For the purposes of those who have a life at the weekend and from a wan who doesn’t, I will endeavour to paint a picture. CGDs are no alcohol events for 13 to 15 year olds held in the Claregalway Community Centre a number of times a year. From 7pm of a given Friday night the good decent men from the locality kit themselves out in the requisite high viz uniform to coral what can only be called a mass Desert Storm like invasion of standard vehicles i.e. people carriers, into the carpark. We want them on that wall, we need them on that wall, cause we can't handle the truth. They are the eyes and ears of the phenomenom. From here the car doors slide back, the platoons embark, to form an orderly queue. Jackets are surplus to requirements, regardless of weather. Standard kit for male troops include beige chinos (the ones with the arse hangin down), Jack & Jones collared T-shirt, various colours permitted, except pink and high tops. Laces on the outside are grounds for honourable discharge. Uniform for ladies, well... let’s just say short, unless you’re one of the infantry who done the sartorial oddity that is a Onesie. Make-up must be plastered on with a trowel. Weaponry is chemical warfare at a high level...Lynx. Yes, tonnes of the stuff, enough to take out a small country and coupled with smart phones they are armed to obliterate, or I mean, ‘get with’ the enemy.

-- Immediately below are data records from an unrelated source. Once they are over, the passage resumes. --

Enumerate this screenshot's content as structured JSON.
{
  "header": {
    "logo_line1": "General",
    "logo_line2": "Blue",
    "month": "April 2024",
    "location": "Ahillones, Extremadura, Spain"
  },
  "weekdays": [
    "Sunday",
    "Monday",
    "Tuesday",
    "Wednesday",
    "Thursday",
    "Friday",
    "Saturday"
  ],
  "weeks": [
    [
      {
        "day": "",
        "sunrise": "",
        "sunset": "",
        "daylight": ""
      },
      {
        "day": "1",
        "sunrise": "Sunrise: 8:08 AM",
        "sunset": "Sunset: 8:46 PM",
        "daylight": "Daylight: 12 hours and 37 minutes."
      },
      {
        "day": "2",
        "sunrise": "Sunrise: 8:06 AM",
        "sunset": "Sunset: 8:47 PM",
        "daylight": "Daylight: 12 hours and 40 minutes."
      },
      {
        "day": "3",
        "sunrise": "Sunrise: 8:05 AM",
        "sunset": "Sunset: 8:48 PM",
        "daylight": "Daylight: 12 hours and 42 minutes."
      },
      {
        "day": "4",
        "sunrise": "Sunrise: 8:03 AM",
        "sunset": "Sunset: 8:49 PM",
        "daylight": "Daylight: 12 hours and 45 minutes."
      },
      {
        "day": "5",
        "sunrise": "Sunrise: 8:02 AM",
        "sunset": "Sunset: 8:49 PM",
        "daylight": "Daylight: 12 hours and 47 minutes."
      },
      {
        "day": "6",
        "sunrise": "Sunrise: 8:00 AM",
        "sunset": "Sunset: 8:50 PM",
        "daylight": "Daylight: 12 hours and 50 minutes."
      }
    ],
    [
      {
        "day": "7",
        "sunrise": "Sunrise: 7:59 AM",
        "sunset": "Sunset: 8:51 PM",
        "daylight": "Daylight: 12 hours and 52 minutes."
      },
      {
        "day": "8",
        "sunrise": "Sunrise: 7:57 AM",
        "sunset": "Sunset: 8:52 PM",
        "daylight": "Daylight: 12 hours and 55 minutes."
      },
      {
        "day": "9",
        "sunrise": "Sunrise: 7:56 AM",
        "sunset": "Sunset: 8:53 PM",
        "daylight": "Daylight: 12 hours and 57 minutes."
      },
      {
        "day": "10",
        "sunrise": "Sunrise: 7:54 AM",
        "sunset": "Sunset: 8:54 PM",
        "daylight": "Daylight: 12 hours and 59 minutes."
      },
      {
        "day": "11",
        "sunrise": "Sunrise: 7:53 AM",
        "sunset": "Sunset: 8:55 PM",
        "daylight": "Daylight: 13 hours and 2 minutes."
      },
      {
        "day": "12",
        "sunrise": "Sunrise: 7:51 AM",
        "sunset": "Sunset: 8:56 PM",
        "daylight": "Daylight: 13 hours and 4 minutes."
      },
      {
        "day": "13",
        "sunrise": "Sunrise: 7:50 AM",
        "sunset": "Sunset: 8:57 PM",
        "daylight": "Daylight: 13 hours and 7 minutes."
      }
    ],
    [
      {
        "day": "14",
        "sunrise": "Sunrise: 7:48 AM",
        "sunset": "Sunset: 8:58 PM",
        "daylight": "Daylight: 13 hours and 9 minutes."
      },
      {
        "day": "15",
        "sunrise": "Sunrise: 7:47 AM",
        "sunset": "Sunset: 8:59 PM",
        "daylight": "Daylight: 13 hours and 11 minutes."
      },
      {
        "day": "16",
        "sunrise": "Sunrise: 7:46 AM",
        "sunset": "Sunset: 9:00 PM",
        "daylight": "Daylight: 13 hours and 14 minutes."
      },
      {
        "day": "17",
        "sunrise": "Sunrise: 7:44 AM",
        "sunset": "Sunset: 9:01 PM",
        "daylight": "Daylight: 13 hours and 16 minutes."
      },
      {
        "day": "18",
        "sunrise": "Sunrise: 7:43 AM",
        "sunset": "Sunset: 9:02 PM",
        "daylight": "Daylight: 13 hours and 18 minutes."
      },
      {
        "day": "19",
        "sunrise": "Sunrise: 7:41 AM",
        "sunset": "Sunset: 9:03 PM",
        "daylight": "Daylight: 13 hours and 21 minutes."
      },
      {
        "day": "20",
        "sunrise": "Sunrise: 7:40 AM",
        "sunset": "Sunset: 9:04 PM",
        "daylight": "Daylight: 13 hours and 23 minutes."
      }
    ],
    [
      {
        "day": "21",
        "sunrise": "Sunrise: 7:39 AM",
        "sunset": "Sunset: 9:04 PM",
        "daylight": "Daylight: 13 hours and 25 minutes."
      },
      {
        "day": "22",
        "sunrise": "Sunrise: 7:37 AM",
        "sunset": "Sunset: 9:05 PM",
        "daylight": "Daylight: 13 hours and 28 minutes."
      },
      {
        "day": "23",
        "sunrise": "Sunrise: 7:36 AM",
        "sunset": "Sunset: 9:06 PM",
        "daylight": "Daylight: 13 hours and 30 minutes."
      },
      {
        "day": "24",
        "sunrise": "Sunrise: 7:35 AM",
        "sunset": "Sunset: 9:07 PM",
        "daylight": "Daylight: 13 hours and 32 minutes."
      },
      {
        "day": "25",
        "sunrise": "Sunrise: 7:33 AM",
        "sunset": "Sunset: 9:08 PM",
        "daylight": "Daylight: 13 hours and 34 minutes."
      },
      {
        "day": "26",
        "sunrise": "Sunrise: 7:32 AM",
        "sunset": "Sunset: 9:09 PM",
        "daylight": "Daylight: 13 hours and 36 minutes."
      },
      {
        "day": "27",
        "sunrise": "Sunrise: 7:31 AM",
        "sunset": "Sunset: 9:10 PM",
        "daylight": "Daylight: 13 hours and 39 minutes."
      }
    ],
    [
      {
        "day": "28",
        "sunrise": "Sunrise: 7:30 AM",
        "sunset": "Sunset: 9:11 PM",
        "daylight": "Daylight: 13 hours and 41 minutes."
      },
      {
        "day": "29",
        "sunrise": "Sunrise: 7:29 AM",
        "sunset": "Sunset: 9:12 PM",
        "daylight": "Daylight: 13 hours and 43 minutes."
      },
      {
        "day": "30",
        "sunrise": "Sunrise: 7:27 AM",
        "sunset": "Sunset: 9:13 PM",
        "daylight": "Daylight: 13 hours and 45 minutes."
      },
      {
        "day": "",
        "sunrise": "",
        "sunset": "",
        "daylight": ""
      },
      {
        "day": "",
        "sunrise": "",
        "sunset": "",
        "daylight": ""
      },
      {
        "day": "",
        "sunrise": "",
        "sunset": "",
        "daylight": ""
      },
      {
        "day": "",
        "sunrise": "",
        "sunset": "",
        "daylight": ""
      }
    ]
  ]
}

At the end of the night decoding of FB page is necessary to ascertain whether or not mission was accomplished. Shell shocked weary soldiers with ringing ears drag themselves through the door, straight to the press for cereal or fridge for cold pizza (if I haven’t eaten it).
I can’t help but think that a CGD for us 80s crew is in order. I mean, we are the veterans after all, surely? It’d have to be in the Warwick, no question. We would have to make like Dr Who and go back in time for attire. For fellas, rolled up jeans, denim jacket, why not double denim, for old times’ sake. Ladies, quelque chose bat winged, stone washed denims, leg warmers and bangles, topped with bad perm and blue eye shadow. Armed with a can of Bulmers in one hand and a cigarette in the other we would shuffle our way around the floor to The Cure, The Doors and The Smiths. No amphibious vehicle to pick us up (cause you’d have spent the taxi money) but rather a burger in Salthill and a long walk home. No phones. If your squadron got split up, rendezvous at the cloakroom or the corner where you threw your jacket.
And the circle goes around again, the same questions are asked but now I’m doing the asking. How’d ya get on?, Any good tunes?, Who was there? followed by the same answers Grand, The usual, The usual. Interrogation complete.